SOFIA (Reuters) - Bulgaria has put a tender to operate Sofia airport on hold after a consortium that built a runway at one of the terminals filed a complaint against the procedure with the country's competition watchdog.
"The process has been put on hold as we must observe the law," the transport ministry's spokesman said on Sunday.
He was unable to provide more details about the complaint, submitted by the consortium of Kuwait's Mohammed Abdulmohsin Al-Kharafi & Sons Company (MAK) and United Arab Emirates' ADMAK General Contracting Company.

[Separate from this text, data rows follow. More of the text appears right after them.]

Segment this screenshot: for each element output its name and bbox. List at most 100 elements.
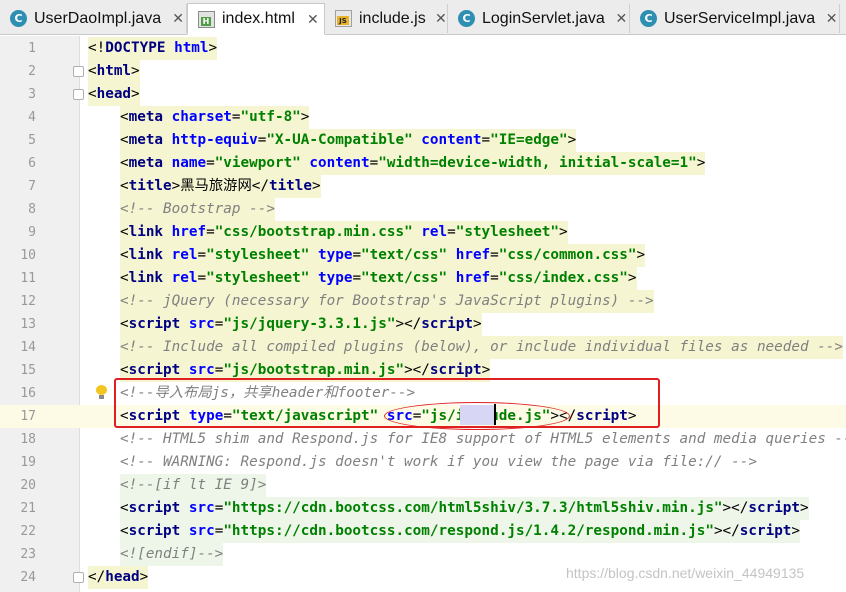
token-attr: content xyxy=(421,132,482,148)
code-line[interactable]: 14 <!-- Include all compiled plugins (bel… xyxy=(0,336,846,359)
code-line[interactable]: 21 <script src="https://cdn.bootcss.com/h… xyxy=(0,497,846,520)
line-number: 22 xyxy=(20,524,36,539)
token-punc: >黑马旅游网</ xyxy=(171,178,269,194)
code-text: <title>黑马旅游网</title> xyxy=(120,175,321,198)
token-punc: = xyxy=(197,247,207,263)
token-attr: rel xyxy=(421,224,448,240)
token-val: "viewport" xyxy=(214,155,310,171)
code-text: <!--[if lt IE 9]> xyxy=(120,474,267,497)
token-val: "stylesheet" xyxy=(206,247,318,263)
line-number: 15 xyxy=(20,363,36,378)
token-val: "css/common.css" xyxy=(498,247,637,263)
token-tag: script xyxy=(128,523,189,539)
token-attr: html xyxy=(174,40,209,56)
editor-tab-bar: C UserDaoImpl.java ✕ Hindex.html ✕ JS include.… xyxy=(0,0,846,35)
tab-include-js[interactable]: JS include.js ✕ xyxy=(325,4,448,33)
token-comment: <!-- jQuery (necessary for Bootstrap's J… xyxy=(120,293,654,309)
token-punc: > xyxy=(481,362,491,378)
code-line[interactable]: 1 <!DOCTYPE html> xyxy=(0,37,846,60)
code-text: <!-- WARNING: Respond.js doesn't work if… xyxy=(120,451,757,474)
java-class-icon: C xyxy=(10,10,27,27)
watermark: https://blog.csdn.net/weixin_44949135 xyxy=(566,565,805,581)
code-line[interactable]: 8 <!-- Bootstrap --> xyxy=(0,198,846,221)
token-punc: > xyxy=(559,224,568,240)
code-line[interactable]: 7 <title>黑马旅游网</title> xyxy=(0,175,846,198)
token-val: "https://cdn.bootcss.com/respond.js/1.4.… xyxy=(223,523,714,539)
code-line[interactable]: 12 <!-- jQuery (necessary for Bootstrap's… xyxy=(0,290,846,313)
token-punc: > xyxy=(627,270,637,286)
code-line[interactable]: 6 <meta name="viewport" content="width=de… xyxy=(0,152,846,175)
code-text: <meta name="viewport" content="width=dev… xyxy=(120,152,706,175)
fold-toggle-icon[interactable] xyxy=(73,572,84,583)
token-tag: script xyxy=(739,523,792,539)
code-text: <head> xyxy=(88,83,140,106)
code-line[interactable]: 22 <script src="https://cdn.bootcss.com/r… xyxy=(0,520,846,543)
code-line[interactable]: 13 <script src="js/jquery-3.3.1.js"></scr… xyxy=(0,313,846,336)
token-punc: < xyxy=(120,155,129,171)
line-number: 6 xyxy=(28,156,36,171)
code-line[interactable]: 4 <meta charset="utf-8"> xyxy=(0,106,846,129)
code-line[interactable]: 18 <!-- HTML5 shim and Respond.js for IE8… xyxy=(0,428,846,451)
token-val: "css/bootstrap.min.css" xyxy=(214,224,422,240)
token-comment: <!-- Bootstrap --> xyxy=(120,201,275,217)
code-line[interactable]: 2 <html> xyxy=(0,60,846,83)
token-punc: < xyxy=(120,247,129,263)
token-tag: DOCTYPE xyxy=(105,40,175,56)
token-punc: < xyxy=(120,224,129,240)
token-val: "utf-8" xyxy=(240,109,301,125)
code-line[interactable]: 11 <link rel="stylesheet" type="text/css"… xyxy=(0,267,846,290)
line-number: 14 xyxy=(20,340,36,355)
code-text: <!-- Bootstrap --> xyxy=(120,198,275,221)
code-line[interactable]: 9 <link href="css/bootstrap.min.css" rel=… xyxy=(0,221,846,244)
token-tag: meta xyxy=(128,155,172,171)
code-line[interactable]: 5 <meta http-equiv = "X-UA-Compatible" cont… xyxy=(0,129,846,152)
token-punc: = xyxy=(490,247,499,263)
line-number: 8 xyxy=(28,202,36,217)
token-punc: > xyxy=(791,523,801,539)
code-text: <link rel="stylesheet" type="text/css" h… xyxy=(120,267,637,290)
token-punc: > xyxy=(131,63,140,79)
fold-toggle-icon[interactable] xyxy=(73,66,84,77)
code-line[interactable]: 20 <!--[if lt IE 9]> xyxy=(0,474,846,497)
close-icon[interactable]: ✕ xyxy=(170,10,186,27)
line-number: 20 xyxy=(20,478,36,493)
tab-loginservlet-java[interactable]: C LoginServlet.java ✕ xyxy=(448,4,630,33)
token-attr: content xyxy=(309,155,370,171)
lightbulb-icon[interactable] xyxy=(95,385,107,399)
token-punc: < xyxy=(120,178,129,194)
token-tag: head xyxy=(105,569,140,585)
close-icon[interactable]: ✕ xyxy=(435,10,447,27)
token-punc: > xyxy=(139,569,149,585)
tab-userserviceimpl-java[interactable]: C UserServiceImpl.java ✕ xyxy=(630,4,840,33)
code-text: <html> xyxy=(88,60,140,83)
close-icon[interactable]: ✕ xyxy=(304,11,322,28)
token-attr: src xyxy=(188,500,215,516)
code-text: <meta charset="utf-8"> xyxy=(120,106,310,129)
token-punc: < xyxy=(120,132,129,148)
tab-userdaoimpl-java[interactable]: C UserDaoImpl.java ✕ xyxy=(0,4,187,33)
line-number: 9 xyxy=(28,225,36,240)
token-val: "stylesheet" xyxy=(206,270,318,286)
line-number: 24 xyxy=(20,570,36,585)
annotation-red-ellipse xyxy=(384,402,570,430)
line-number: 18 xyxy=(20,432,36,447)
close-icon[interactable]: ✕ xyxy=(614,10,629,27)
token-tag: script xyxy=(429,362,482,378)
code-text: <meta http-equiv = "X-UA-Compatible" conte… xyxy=(120,129,577,152)
fold-toggle-icon[interactable] xyxy=(73,89,84,100)
token-attr: href xyxy=(455,270,491,286)
tab-label: LoginServlet.java xyxy=(482,9,605,27)
code-line[interactable]: 3 <head> xyxy=(0,83,846,106)
line-number: 5 xyxy=(28,133,36,148)
tab-label: UserDaoImpl.java xyxy=(34,9,162,27)
line-number: 1 xyxy=(28,41,36,56)
line-number: 10 xyxy=(20,248,36,263)
close-icon[interactable]: ✕ xyxy=(824,10,839,27)
token-tag: meta xyxy=(128,132,172,148)
token-punc: > xyxy=(800,500,809,516)
code-line[interactable]: 10 <link rel="stylesheet" type="text/css"… xyxy=(0,244,846,267)
code-line[interactable]: 19 <!-- WARNING: Respond.js doesn't work … xyxy=(0,451,846,474)
token-attr: src xyxy=(188,362,215,378)
tab-index-html[interactable]: Hindex.html ✕ xyxy=(187,3,325,35)
code-line[interactable]: 23 <![endif]--> xyxy=(0,543,846,566)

A spokesman for Bulgaria's Commission for Protection of Competition said the regulator would consider the complaint in the coming days.
Bulgaria has launched a tender to operate Sofia airport for 35 years, in a deal expected to bring some 1.2 billion levs (482 million pounds) into state coffers. [L5N18E1W6]. The deadline for bids was set for Oct. 20.

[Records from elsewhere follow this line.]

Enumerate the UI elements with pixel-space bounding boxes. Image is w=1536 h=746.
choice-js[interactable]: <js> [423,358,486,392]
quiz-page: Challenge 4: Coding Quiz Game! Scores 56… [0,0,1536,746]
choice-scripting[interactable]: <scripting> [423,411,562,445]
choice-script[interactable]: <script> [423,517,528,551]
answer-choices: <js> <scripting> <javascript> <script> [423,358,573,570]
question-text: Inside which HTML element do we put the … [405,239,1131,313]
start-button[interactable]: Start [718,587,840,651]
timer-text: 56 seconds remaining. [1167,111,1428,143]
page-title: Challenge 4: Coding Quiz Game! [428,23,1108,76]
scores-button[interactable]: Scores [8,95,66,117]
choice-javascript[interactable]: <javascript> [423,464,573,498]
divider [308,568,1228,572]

Under Bulgarian legislation, however, the procedure should now be temporarily "frozen", until the dispute involving MAK/ADMAK has been resolved.
Operators of airports in Munich, Frankfurt, Zurich, Lyon, Dublin and London Heathrow, as well as firms from Qatar, Turkey and China, have expressed an initial interest in the tender for the country's main airport, the transport ministry said.
The government hopes to grant a concession to operate the airport, which was used by more than four million passengers in 2015, by the end of the year and will use the proceeds to modernise debt-ridden state railway operator BDZ.
The airport is currently operated by the state.